Por Mónica Muñoz |

Estrenar los modelitos que dicta el último grito de la moda, comprar el teléfono inteligente de última generación, cambiar la tableta que costó miles de pesos por una más reciente, reemplazar el coche de bajo kilometraje cada dos años, endeudarse para conseguir el viaje de ensueño a un continente exótico, y tantos ejemplos que pueden venir a la cabeza, es solamente la muestra de que el mundo materialista ha hecho estragos en nuestro modus vivendi.

Por supuesto, esto sólo le ocurre a cierto sector de la población mexicana que tiene la “fortuna” de pertenecer a la llamada “clase media”, esa que en números no reporta la mayoría de nuestro golpeado país, pero que es quien mantiene a flote la economía de la nación.

Según datos del INEGI, México es un país en donde predomina la clase baja, con el 59.13% de habitantes, que vive en condiciones de pobreza, indignas para un ser humano; el 39.16% pertenece a la clase media y sólo el 1.7% corresponde a la clase alta, que disfruta de privilegios inimaginables.

Pero volviendo a la cuestión que motivó esta reflexión, hemos llegado al punto de ambicionar objetos inútiles que representan una felicidad efímera y que nos alejan de la realidad que priva en la mayor parte del territorio nacional, para no ir tan lejos, porque no dudo que haya quien piense en los hermanos que viven situaciones de hambre en África y se conmuevan ante el espectáculo de niños raquíticos que claman por algo de alimento, sin embargo, no se ponen a pensar que cerca de ellos pudiera vivir una familia numerosa que también necesita de su solidaridad.

Basta con observar los cinturones de miseria que se han desarrollado en los suburbios de las grandes ciudades, colonias irregulares de casuchas edificadas con láminas y material de desecho que alberga a familias enteras y que, dada la terrible desigualdad en la que vivimos, apenas tienen para comer una vez al día, si hay suerte.

Por ello, es urgente recordar que el día que Dios nos pida cuentas, tendremos que reconocer lo poco o nada que nos preocupamos porque nuestros semejantes tuvieran con qué remediar sus males y hacer un ejercicio personal de sobriedad en nuestra vida diaria: ¿cuánto realmente necesito para vivir dignamente y de qué puedo prescindir para ayudar a los necesitados?

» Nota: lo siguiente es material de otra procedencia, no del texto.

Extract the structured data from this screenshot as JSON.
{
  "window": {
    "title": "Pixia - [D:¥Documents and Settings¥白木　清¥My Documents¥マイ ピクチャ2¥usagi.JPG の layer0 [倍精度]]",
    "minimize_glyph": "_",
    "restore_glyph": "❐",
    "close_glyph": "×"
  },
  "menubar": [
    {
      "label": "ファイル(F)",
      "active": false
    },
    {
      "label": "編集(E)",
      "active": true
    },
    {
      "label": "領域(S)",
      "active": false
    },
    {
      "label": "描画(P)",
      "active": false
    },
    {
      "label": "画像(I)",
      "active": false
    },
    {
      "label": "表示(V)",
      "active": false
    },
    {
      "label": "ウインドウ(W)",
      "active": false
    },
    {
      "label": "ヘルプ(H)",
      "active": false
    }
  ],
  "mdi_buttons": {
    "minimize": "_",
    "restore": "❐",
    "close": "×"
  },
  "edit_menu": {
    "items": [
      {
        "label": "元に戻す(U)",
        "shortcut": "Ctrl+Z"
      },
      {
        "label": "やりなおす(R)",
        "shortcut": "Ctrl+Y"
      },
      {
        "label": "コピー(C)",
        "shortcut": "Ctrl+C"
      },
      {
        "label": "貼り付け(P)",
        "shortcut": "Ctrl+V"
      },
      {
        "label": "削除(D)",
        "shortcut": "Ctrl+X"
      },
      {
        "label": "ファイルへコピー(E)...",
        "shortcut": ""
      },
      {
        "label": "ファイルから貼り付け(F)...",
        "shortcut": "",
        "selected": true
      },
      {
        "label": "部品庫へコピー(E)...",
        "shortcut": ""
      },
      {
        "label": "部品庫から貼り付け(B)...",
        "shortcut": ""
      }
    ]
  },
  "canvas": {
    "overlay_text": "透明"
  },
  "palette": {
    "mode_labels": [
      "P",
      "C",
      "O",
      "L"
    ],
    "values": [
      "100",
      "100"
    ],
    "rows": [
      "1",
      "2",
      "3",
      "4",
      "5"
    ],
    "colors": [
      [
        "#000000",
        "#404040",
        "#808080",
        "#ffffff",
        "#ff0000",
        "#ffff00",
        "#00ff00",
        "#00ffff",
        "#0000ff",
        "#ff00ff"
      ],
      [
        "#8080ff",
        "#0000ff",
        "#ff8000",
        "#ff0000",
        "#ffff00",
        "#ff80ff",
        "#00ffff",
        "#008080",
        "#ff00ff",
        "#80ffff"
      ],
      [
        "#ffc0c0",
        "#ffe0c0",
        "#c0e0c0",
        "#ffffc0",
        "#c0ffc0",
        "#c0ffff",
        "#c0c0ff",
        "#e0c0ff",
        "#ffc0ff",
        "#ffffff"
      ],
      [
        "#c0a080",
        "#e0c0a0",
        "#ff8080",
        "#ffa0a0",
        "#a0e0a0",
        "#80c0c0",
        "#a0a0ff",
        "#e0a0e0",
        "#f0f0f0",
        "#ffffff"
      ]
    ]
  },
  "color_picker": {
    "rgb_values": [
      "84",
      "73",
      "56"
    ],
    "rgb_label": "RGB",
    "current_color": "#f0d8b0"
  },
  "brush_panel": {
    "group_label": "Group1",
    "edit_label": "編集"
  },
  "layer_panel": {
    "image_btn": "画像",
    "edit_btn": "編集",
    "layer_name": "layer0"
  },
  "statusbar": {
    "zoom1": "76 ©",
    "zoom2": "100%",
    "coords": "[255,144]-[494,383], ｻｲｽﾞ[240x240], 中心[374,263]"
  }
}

No digo que no tengamos derecho a disfrutar de lo que con esfuerzo y sacrificio hemos obtenido como fruto de nuestro trabajo, es importante satisfacer nuestras necesidades esenciales como tener un techo donde vivir, comida suficiente, ropa digna, educación para los niños y hasta diversiones, pero también es necesario recordar que somos administradores y que nos atañe el destino de los menos afortunados.

Ya lo dice claramente la carta del Apóstol Santiago: “¿De qué sirve si uno de ustedes, al ver a un hermano o una hermana desnudos o sin el alimento necesario, les dice: «Vayan en paz, caliéntense y coman», y no les da lo que necesitan para su cuerpo?  (Santiago 2, 15-16)

Porque seamos sinceros, ¿cuántas cosas tenemos que realmente necesitamos? Creo que en la actualidad es urgente revisar nuestro clóset y ver de verdad qué ropa nos ponemos, porque seguramente pasará que encontraremos prendas en buen estado que hace mucho no usamos, es más, ni recordábamos tenerlas.  Los mismo podemos hacer con el refrigerador y la despensa, alimentos en buen estado que se pueden aprovechar y donarlos; al respecto, hace poco el Papa Francisco decía que desperdiciar comida es como robarle a los pobres, en fin, tantas cosas que tenemos de más y que pueden servir a los que menos tienen.

El Evangelio es tajante en este sentido, Cristo promete el Reino de los cielos a los que se preocupan por los pobres: “Les aseguro que cuando lo hicieron con uno de estos mis hermanos más pequeños, conmigo lo hicieron.” (Mateo 25-40).

No perdamos más tiempo, hay mucha gente que podemos ayudar, ¡ánimo!